This one is quite elaborate… Really don’t get how they can sleep at night after scamming the vulnerable and empathetic portion of our society.

21 comments
  1. Unfortunately this isn’t a new tactic, it’s been doing the rounds a while. It is fucking horrific.

  2. Best advice you can give them in these situations is 1) call the person they are pretending to be on the number you have for them and if that doesn’t work 2) call the number.

  3. The big giveaway to me is asking them to text back. As if a parent or anybody for that matter, would just send a text in this situation.

  4. Benefit of calling your mam mam like a normal Irish person.

    It’s shit and over 60s will fall for these things easily sit your parents down and make a plan for what to do when they get these texts. Have a codeword or tell them to ring your original number. A parent will panic if they see a message like this and won’t think rationally.

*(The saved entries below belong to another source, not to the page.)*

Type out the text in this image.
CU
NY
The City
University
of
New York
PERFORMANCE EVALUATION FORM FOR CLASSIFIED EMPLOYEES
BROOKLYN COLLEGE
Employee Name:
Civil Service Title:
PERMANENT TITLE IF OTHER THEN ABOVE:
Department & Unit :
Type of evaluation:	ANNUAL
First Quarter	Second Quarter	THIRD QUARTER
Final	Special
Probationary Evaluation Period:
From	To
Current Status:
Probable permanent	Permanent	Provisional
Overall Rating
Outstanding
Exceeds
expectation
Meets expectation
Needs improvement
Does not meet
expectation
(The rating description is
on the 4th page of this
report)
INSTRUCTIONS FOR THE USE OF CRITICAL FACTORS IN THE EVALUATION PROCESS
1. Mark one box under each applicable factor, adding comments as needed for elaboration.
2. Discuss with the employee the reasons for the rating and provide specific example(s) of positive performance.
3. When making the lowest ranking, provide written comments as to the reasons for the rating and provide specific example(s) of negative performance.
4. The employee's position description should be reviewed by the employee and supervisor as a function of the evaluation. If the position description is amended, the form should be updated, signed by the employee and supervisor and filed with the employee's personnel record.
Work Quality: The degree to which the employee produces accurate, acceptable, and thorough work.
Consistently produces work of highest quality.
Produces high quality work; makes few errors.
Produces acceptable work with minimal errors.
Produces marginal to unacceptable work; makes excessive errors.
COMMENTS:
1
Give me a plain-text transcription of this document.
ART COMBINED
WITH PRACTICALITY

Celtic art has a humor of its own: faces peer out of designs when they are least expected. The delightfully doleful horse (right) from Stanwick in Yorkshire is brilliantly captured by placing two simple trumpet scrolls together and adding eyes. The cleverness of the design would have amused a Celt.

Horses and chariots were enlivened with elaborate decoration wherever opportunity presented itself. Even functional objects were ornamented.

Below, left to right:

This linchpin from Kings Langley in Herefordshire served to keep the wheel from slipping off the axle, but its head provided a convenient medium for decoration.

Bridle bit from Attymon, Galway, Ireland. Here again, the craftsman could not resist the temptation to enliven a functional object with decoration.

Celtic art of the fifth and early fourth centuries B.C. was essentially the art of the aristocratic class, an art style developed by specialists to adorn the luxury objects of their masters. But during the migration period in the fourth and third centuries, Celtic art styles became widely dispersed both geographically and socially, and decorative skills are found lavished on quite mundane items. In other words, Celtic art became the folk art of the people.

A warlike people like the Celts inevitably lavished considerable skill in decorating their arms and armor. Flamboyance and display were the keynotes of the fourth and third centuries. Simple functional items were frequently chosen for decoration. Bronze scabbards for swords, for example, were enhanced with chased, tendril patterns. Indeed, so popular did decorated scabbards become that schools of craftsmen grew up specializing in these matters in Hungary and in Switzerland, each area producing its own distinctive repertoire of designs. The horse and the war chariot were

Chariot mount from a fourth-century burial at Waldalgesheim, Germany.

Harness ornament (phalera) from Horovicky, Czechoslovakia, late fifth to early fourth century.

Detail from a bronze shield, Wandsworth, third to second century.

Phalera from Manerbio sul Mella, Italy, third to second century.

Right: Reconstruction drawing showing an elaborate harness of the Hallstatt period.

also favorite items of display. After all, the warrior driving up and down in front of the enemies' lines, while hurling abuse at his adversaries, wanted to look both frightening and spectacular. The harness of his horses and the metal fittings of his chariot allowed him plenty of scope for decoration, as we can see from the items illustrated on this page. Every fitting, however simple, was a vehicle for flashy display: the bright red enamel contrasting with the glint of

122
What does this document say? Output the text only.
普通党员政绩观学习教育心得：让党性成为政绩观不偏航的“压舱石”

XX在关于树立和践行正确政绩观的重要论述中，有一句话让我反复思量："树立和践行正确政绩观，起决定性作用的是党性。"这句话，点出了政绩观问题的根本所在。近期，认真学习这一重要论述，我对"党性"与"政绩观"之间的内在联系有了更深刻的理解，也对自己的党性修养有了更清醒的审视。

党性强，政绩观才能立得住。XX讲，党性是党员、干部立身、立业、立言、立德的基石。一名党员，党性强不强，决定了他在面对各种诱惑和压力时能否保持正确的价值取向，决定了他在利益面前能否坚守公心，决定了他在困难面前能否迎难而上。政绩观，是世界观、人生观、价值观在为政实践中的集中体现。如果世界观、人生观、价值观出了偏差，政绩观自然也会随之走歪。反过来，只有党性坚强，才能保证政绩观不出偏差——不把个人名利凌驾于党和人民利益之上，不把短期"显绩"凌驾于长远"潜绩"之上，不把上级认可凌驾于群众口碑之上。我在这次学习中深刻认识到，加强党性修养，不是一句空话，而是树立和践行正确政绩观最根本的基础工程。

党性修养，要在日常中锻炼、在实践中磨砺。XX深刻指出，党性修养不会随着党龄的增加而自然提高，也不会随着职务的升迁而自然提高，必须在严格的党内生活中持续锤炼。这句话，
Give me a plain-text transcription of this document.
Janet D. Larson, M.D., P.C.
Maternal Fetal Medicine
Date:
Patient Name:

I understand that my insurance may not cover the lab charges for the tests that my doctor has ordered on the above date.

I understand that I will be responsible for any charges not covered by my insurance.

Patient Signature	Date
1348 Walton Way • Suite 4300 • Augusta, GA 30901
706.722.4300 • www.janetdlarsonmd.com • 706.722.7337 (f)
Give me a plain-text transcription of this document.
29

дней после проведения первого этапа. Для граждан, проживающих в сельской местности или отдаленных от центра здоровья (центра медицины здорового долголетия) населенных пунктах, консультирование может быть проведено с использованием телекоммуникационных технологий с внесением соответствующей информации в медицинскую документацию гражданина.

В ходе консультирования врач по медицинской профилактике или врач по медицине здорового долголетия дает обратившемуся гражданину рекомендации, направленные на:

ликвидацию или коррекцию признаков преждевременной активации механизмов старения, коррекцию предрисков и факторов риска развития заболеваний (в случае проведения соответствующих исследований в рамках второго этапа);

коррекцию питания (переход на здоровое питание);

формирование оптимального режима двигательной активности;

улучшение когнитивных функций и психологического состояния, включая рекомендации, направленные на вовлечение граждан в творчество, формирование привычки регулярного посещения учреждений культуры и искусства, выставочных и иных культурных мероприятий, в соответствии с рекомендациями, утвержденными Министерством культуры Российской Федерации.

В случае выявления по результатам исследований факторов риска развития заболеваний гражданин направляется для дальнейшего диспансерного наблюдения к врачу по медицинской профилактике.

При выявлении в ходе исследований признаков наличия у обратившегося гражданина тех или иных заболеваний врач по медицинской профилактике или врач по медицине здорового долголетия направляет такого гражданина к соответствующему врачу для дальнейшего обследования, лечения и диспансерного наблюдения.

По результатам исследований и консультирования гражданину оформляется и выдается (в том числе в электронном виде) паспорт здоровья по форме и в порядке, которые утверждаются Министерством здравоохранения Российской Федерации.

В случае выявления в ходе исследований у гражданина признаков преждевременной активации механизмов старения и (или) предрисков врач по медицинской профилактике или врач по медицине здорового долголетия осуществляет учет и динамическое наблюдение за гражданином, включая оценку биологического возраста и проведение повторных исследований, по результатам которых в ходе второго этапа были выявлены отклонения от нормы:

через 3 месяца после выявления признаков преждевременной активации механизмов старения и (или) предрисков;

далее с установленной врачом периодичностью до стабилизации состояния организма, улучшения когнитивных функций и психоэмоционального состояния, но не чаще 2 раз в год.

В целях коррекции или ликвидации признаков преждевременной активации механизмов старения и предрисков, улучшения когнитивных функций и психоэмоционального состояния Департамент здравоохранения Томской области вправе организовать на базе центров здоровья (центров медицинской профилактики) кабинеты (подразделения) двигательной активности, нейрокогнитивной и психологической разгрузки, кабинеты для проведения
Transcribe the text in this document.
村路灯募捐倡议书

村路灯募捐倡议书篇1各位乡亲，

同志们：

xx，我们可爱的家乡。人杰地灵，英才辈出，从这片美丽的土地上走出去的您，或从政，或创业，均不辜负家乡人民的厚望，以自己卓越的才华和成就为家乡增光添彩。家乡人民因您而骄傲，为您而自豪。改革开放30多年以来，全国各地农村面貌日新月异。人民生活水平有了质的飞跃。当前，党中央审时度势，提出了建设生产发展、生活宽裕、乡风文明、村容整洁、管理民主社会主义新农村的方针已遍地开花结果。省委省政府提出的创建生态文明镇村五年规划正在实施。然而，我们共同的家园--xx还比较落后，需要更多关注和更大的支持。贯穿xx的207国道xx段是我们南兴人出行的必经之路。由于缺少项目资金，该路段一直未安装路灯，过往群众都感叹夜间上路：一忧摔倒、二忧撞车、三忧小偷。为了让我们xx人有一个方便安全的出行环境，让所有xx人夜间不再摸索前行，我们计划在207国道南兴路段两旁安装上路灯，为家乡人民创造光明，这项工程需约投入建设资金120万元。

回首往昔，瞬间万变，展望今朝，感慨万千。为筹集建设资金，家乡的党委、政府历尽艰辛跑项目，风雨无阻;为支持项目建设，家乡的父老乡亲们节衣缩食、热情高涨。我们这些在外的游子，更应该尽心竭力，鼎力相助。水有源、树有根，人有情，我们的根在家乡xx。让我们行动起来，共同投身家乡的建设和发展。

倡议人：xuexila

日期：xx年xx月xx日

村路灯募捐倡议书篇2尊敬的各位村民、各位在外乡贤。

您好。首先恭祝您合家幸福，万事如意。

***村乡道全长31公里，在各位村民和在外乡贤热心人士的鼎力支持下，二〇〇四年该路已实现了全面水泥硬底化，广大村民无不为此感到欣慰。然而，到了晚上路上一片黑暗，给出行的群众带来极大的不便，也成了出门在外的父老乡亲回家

  5. My sister got a similar message the other day but only saw the preview and then couldnt find the message ( I think it moved to spam) but she was in a panic then thinking something had happened to my niece who is in primary school. So she rang the school saying she think she got a text from her daughter and the school was like ya no she fine, your not the first parent to have called about this recently.

  6. Oof, I recently changed network and they screwed up the move number between networks. It got sorted in the end but I did have a different number for a week, so I could totally have sent this type of message in that period.